Tuesday, May 29, 2007

The Spatial Problem

JJ from NOLA sends a link that is going to get me in trouble. Thanks so much, JJ.

But, here goes:

Sexual Orientation Affects How We Navigate And Recall Lost Objects, According To Study Science Daily — Researchers at the University of Warwick have found that sexual orientation has a real effect on how we perform mental tasks such as navigating with a map in a car but that old age does not discriminate on grounds of sexual orientation and withers all men’s minds alike just ahead of women’s.

The University of Warwick researchers worked with the BBC to collect data from over 198,000 people aged 20–65 years (109,612 men and 88,509 women). As expected they found men outperformed women on tests such as mentally rotating objects (NB the researchers’ tests used abstract objects but the skills used are also those one would use in real life to navigate with a map). They found that women outperformed men in verbal dexterity tests, and remembering the locations of objects. However for a number of tasks the University of Warwick researchers found key differences across the range of sexual orientations studied.
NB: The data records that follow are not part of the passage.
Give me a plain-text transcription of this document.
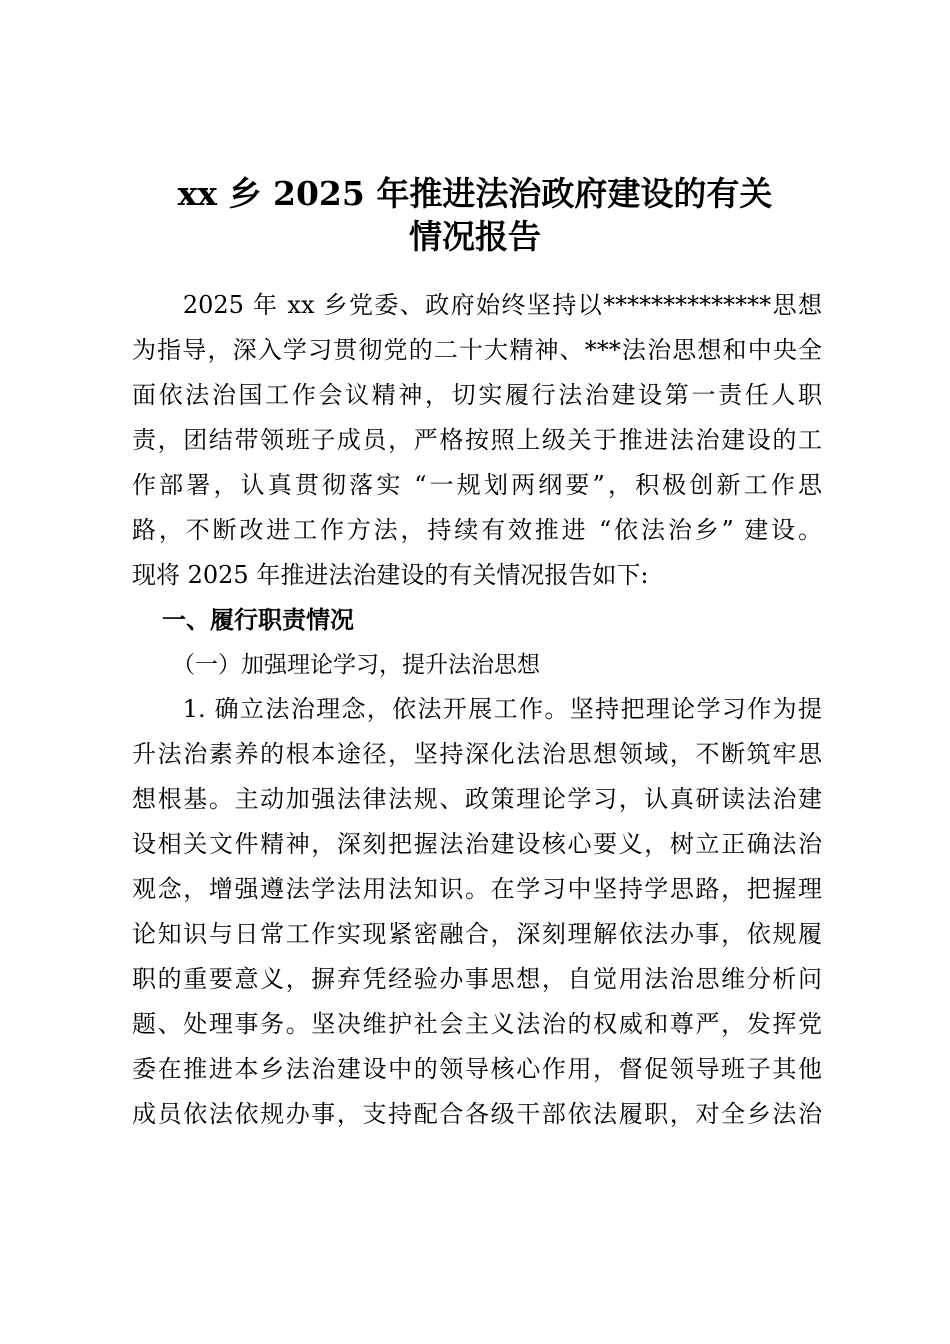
xx 乡 2025 年推进法治政府建设的有关
情况报告
　　2025 年 xx 乡党委、政府始终坚持以**************思想
为指导，深入学习贯彻党的二十大精神、***法治思想和中央全
面依法治国工作会议精神，切实履行法治建设第一责任人职
责，团结带领班子成员，严格按照上级关于推进法治建设的工
作部署，认真贯彻落实 “一规划两纲要”，积极创新工作思
路，不断改进工作方法，持续有效推进 “依法治乡” 建设。
现将 2025 年推进法治建设的有关情况报告如下:
一、履行职责情况
（一）加强理论学习，提升法治思想
　　1. 确立法治理念，依法开展工作。坚持把理论学习作为提
升法治素养的根本途径，坚持深化法治思想领域，不断筑牢思
想根基。主动加强法律法规、政策理论学习，认真研读法治建
设相关文件精神，深刻把握法治建设核心要义，树立正确法治
观念，增强遵法学法用法知识。在学习中坚持学思路，把握理
论知识与日常工作实现紧密融合，深刻理解依法办事，依规履
职的重要意义，摒弃凭经验办事思想，自觉用法治思维分析问
题、处理事务。坚决维护社会主义法治的权威和尊严，发挥党
委在推进本乡法治建设中的领导核心作用，督促领导班子其他
成员依法依规办事，支持配合各级干部依法履职，对全乡法治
For instance in mental rotation (a task where men usually perform better) they found that the table of best performance to worst was:

Heterosexual men
Bisexual men
Homosexual men
Homosexual women
Bisexual women
Heterosexual women

In general, over the range of tasks measured, where a gender performed better in a task heterosexuals of that gender tended to perform better than non-heterosexuals. When a particular gender was poorer at a task homosexual and bisexual people tended to perform better than heterosexual members of that gender.


ATSRTWT

Now, class, look at that last paragraph in the story. "In general...." Wow! What an absurd inference. There are only two genders. There is no, "in general" from two observations.

It is equally consistent with the data to say:

1. Men's brains and women's brains are different. Men, on average, are better at spatial problems and recognizing their location. Perhaps not a lot better, and the best women are better than the worst men, but still statistically different in terms of comparison of means.

2. And there is a clear genetic basis for sexual orientation/preference, since within gender there are differences that group by sexual preference. If there were no genetic basis for homosexuality, then we would expect uniform distribution within gender.

(Nod to JJ, who never gets lost, ever)

2 comments:

Dirty Davey said...

Why don't we just conclude that "in general" refers to generalizing over the range of tasks, rather than over the (nonexistent) range of genders?

Simon Spero said...

The best women are better than the worst men
Is this correct?
For example, in figure 3(a), heterosexual men outperform all women; in fig 3(e), the women dominate (nudge nudge, wink wink, say no more, say no more).